Dos hechos que protagonizaron las llamadas barras bravas de equipos de fútbol durante la semana que termina, volvieron a generar preocupación alrededor de la violencia que se presenta en torno a un espectáculo que debía ser para el disfrute de toda la familia, pero que se ha convertido en una actividad de alto riesgo.

De un lado, el domingo anterior el juego entre Atlético Nacional y el América de Cali no se pudo realizar debido a los desórdenes que protagonizó un sector de las barras en el estadio Atanasio Girardot, cuando faltaba una hora para iniciar el compromiso. El saldo de este incidente: varias personas heridas entre uniformados, aficionados y personal de logística. Dos días después se presentó una nueva situación bochornosa, esta vez en el estadio Palogrande de Manizales. Algunos hinchas invadieron la cancha cuando faltaban pocos minutos para que se terminara el partido entre el cuadro caldense y Alianza Petrolera y agredieron a varios jugadores del club manizalita.

En el primer caso, al parecer, los desórdenes se presentaron por la inconformidad de los barristas generada por la decisión de la dirigencia del Nacional de suspender un ‘contrato’ que existía con algunos líderes de las barras, que, supuestamente, prestaban logística en el estadio y ayudaban a controlar los hechos de violencia. En Manizales, el origen de los disturbios fue la mala racha deportiva que atraviesa el Once Caldas, agravada por la derrota que ese día afrontó contra Alianza Petrolera, rival directo en la lucha por no descender a la categoría B.

Sea cual sea la razón, es inaceptable que estos hechos de violencia se tomen los estadios del país.

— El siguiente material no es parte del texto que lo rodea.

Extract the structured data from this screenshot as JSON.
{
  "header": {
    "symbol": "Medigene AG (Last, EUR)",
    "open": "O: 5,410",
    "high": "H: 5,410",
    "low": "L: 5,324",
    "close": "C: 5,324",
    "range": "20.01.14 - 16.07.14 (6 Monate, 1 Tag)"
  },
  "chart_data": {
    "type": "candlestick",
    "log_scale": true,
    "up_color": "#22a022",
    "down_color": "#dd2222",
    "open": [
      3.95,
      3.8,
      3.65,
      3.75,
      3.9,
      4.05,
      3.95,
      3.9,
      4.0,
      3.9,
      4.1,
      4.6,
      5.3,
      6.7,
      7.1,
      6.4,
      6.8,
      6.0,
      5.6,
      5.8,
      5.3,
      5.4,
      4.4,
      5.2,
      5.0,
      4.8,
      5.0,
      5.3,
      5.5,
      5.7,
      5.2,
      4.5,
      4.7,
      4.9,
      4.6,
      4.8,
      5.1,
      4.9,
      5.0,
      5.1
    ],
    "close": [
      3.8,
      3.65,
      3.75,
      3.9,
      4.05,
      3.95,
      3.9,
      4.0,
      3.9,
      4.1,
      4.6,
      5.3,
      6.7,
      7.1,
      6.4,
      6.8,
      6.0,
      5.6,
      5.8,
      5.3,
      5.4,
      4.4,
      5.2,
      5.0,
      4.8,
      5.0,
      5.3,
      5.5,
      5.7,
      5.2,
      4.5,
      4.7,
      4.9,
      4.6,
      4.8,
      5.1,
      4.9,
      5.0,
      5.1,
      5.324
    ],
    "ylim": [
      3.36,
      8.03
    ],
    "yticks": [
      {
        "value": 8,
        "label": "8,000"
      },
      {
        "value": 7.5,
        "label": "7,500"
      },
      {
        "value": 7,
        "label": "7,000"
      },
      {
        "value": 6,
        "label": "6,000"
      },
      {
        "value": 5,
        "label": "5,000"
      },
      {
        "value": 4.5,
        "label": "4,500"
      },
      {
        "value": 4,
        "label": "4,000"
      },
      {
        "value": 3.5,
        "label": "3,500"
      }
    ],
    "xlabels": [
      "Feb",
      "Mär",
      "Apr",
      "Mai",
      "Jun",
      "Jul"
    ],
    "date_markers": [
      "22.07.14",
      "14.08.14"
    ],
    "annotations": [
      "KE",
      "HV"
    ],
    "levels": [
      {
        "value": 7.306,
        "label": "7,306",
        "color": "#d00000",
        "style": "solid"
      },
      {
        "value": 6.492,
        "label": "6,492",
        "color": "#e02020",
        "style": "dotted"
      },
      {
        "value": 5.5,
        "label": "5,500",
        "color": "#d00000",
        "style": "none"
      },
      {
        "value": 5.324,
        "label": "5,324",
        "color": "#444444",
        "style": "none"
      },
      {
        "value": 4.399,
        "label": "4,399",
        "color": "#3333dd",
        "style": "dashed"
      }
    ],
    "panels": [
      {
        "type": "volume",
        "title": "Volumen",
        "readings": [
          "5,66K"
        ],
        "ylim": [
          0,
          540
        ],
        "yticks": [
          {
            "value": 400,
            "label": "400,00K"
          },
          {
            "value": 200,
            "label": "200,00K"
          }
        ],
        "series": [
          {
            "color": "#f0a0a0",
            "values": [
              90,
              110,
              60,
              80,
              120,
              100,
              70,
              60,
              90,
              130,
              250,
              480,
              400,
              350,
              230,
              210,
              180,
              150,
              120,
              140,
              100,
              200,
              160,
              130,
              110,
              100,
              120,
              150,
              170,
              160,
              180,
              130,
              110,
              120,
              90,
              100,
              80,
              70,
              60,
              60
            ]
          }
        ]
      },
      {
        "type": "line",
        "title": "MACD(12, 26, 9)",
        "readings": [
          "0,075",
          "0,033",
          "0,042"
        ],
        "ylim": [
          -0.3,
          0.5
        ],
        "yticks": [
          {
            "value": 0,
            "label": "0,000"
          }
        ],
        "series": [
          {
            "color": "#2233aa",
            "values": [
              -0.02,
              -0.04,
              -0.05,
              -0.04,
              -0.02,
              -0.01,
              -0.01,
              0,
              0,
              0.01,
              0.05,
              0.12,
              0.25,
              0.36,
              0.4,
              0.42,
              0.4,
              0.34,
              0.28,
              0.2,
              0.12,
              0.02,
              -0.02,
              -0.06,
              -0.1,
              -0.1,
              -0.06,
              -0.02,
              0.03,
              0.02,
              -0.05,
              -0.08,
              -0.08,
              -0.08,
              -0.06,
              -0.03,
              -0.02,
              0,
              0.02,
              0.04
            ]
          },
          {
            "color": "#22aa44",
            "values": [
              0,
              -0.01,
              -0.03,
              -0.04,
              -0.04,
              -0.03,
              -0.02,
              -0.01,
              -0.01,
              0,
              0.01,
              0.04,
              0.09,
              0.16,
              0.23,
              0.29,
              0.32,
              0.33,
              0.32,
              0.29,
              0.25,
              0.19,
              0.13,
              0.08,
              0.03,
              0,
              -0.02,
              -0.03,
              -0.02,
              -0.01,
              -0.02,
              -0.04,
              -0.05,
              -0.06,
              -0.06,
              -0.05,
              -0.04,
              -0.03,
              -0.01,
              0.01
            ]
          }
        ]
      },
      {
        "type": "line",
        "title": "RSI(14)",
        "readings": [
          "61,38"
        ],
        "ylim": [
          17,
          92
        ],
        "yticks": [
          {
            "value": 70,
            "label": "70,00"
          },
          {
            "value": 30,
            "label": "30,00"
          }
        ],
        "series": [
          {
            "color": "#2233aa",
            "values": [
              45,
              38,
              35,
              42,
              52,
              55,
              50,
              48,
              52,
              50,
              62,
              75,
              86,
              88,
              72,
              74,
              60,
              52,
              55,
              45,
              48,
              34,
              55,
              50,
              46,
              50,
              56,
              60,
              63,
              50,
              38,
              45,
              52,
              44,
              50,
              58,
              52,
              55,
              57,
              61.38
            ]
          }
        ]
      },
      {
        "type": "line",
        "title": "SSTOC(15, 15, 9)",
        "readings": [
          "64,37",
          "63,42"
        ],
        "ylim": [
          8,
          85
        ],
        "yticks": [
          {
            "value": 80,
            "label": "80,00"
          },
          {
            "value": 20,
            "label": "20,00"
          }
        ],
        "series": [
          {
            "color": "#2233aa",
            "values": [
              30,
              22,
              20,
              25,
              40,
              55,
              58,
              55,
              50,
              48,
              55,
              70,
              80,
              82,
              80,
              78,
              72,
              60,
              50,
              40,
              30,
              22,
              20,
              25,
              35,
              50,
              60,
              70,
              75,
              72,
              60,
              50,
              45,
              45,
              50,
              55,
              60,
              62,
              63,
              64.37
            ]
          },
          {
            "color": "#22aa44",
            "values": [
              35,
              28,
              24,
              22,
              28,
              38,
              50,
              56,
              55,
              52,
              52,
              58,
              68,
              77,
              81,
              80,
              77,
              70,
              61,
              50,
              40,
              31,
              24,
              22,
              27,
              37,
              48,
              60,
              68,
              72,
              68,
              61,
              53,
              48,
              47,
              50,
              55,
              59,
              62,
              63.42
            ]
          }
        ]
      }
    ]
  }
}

Los primeros responsables son, por supuesto, los integrantes de esas barras, muchos de los cuales parecen acudir al espectáculo para consumir licor o drogas alucinógenas y armar el desorden, antes que para animar al equipo de sus preferencias.

Los propios clubes de fútbol tienen su cuota de responsabilidad porque desde hace años han alcahueteado, e incluso protegido, las actividades que desarrollan esas barras. Comenzaron por entregarles entradas gratis y financiarles los viajes para acompañar a los equipos cuando juegan de visitantes. Y siguieron por hacer contratos millonarios con ellas. Los equipos terminaron siendo víctimas del trato que les han dado a los barristas y ahora deben enfrentar las agresiones de estos colectivos, que afectan el espectáculo si les retiran los privilegios de los cuales han venido gozando. Como ocurrió en Medellín.

Esta coyuntura debe servir para que esa malsana relación de los equipos de fútbol con las barras termine de una vez por todas. No es posible que la mayoría que paga su boleta por ver en paz un partido se vea afectada por una minoría violenta, para la cual el espectáculo deportivo está en un segundo plano.

Las autoridades deben adoptar las medidas necesarias contra los responsables de estos desórdenes. Y si el problema persiste, no debe descartarse ninguna sanción, por drástica que sea, con el fin de que los verdaderos hinchas tengan las garantías para disfrutar ese espectáculo.